If your dog begins to show signs of arthritis, seek immediate medical attention. As with any other condition, prompt treatment will provide the best outcome and eliminate unnecessary suffering. Keep in mind that you really need to know your dog’s habits and personality as dogs are really great at masking signs of pain. Your dog will continue to run and play, especially if it is to please you and may not self monitor to give himself a break when needed.

Hip Dysplasia In Dogs

Hip Dysplasia In Dogs

Canine Hip Dysplasia

The free and easy movement of the hips and legs are due in part to the ball and socket joint. The end of the thighbone (the ball) should fit snugly into the hipbone (the socket). Any deformity in the joint, connective tissues or muscles surrounding the joint is referred to Hip dysplasia. Hip dysplasia prevents free movement and can be quite painful. While it is most commonly found in older dogs, puppies and young adult dogs are still susceptible to developing this painful condition. So, what exactly causes canine Hip dysplasia?

Causes of Hip Dysplasia in Dogs:

•Exercise that puts excessive force on the joints
•Extra weight
•Poor Diet
•Heredity
•Over-vaccination

Symptoms of Hip dysplasia in Dogs:

•Stiffness of limbs – especially the rear legs
•Limping
•Difficulty moving
•Abnormal gait
•Less interest in physical activities

There are many natural supplements that relieve pain and inflammation associated with canine Hip dysplasia and other arthritic conditions.
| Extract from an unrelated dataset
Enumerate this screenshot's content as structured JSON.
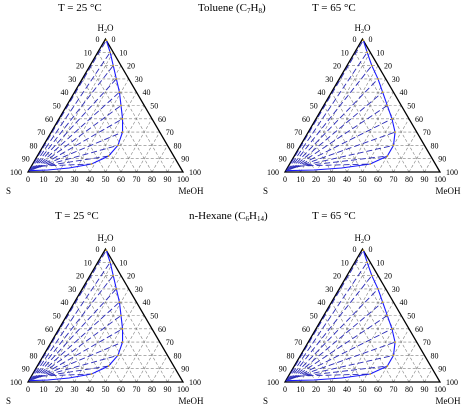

Your holistic veterinarian can guide you on how to best include fatty acids, vitamins, Glucosamine, Chondroitin and Methyl-sulfonyl-methane into your dog’s dietary intake. These will all reduce pain and swelling. Additionally, herbs such as dandelion, alfalfa, Licorice, Cayenne and Ginger also work in form or another to reduce pain and swelling, improve circulation, repairing joint damage, as well as removing waste from the body.
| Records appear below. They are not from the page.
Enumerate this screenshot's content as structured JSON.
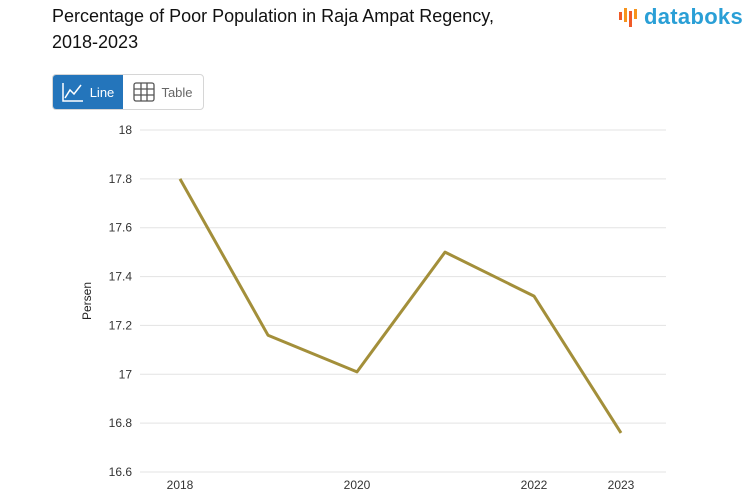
{
  "header": {
    "title_line1": "Percentage of Poor Population in Raja Ampat Regency,",
    "title_line2": "2018-2023",
    "brand": "databoks"
  },
  "toggle": {
    "line_label": "Line",
    "table_label": "Table",
    "active": "Line"
  },
  "colors": {
    "series": "#a38f3a",
    "grid": "#e3e3e3",
    "accent": "#2475bb",
    "brand": "#2a9fd6"
  },
  "chart_data": {
    "type": "line",
    "title": "Percentage of Poor Population in Raja Ampat Regency, 2018-2023",
    "xlabel": "",
    "ylabel": "Persen",
    "x": [
      2018,
      2019,
      2020,
      2021,
      2022,
      2023
    ],
    "x_tick_labels": [
      "2018",
      "2020",
      "2022",
      "2023"
    ],
    "series": [
      {
        "values": [
          17.8,
          17.16,
          17.01,
          17.5,
          17.32,
          16.76
        ]
      }
    ],
    "ylim": [
      16.6,
      18
    ],
    "yticks": [
      16.6,
      16.8,
      17,
      17.2,
      17.4,
      17.6,
      17.8,
      18
    ],
    "ytick_labels": [
      "16.6",
      "16.8",
      "17",
      "17.2",
      "17.4",
      "17.6",
      "17.8",
      "18"
    ],
    "grid": true,
    "legend": "none"
  }
}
Don’t wait until your dog is suffering to address issues such as canine Hip dysplasia. Making good decisions now can help prevent or at least minimize the severity in which your dog suffers. It’s never too early to start your dog on supplements. Feed your dog a high quality diet so that he receives proper nutrition and maintains a healthy weight. Also allow your dog to participate in daily activity that doesn’t put undue strain on his joints. Running and swimming are two great activities that allow your dog to receive adequate exercise without harming his joints.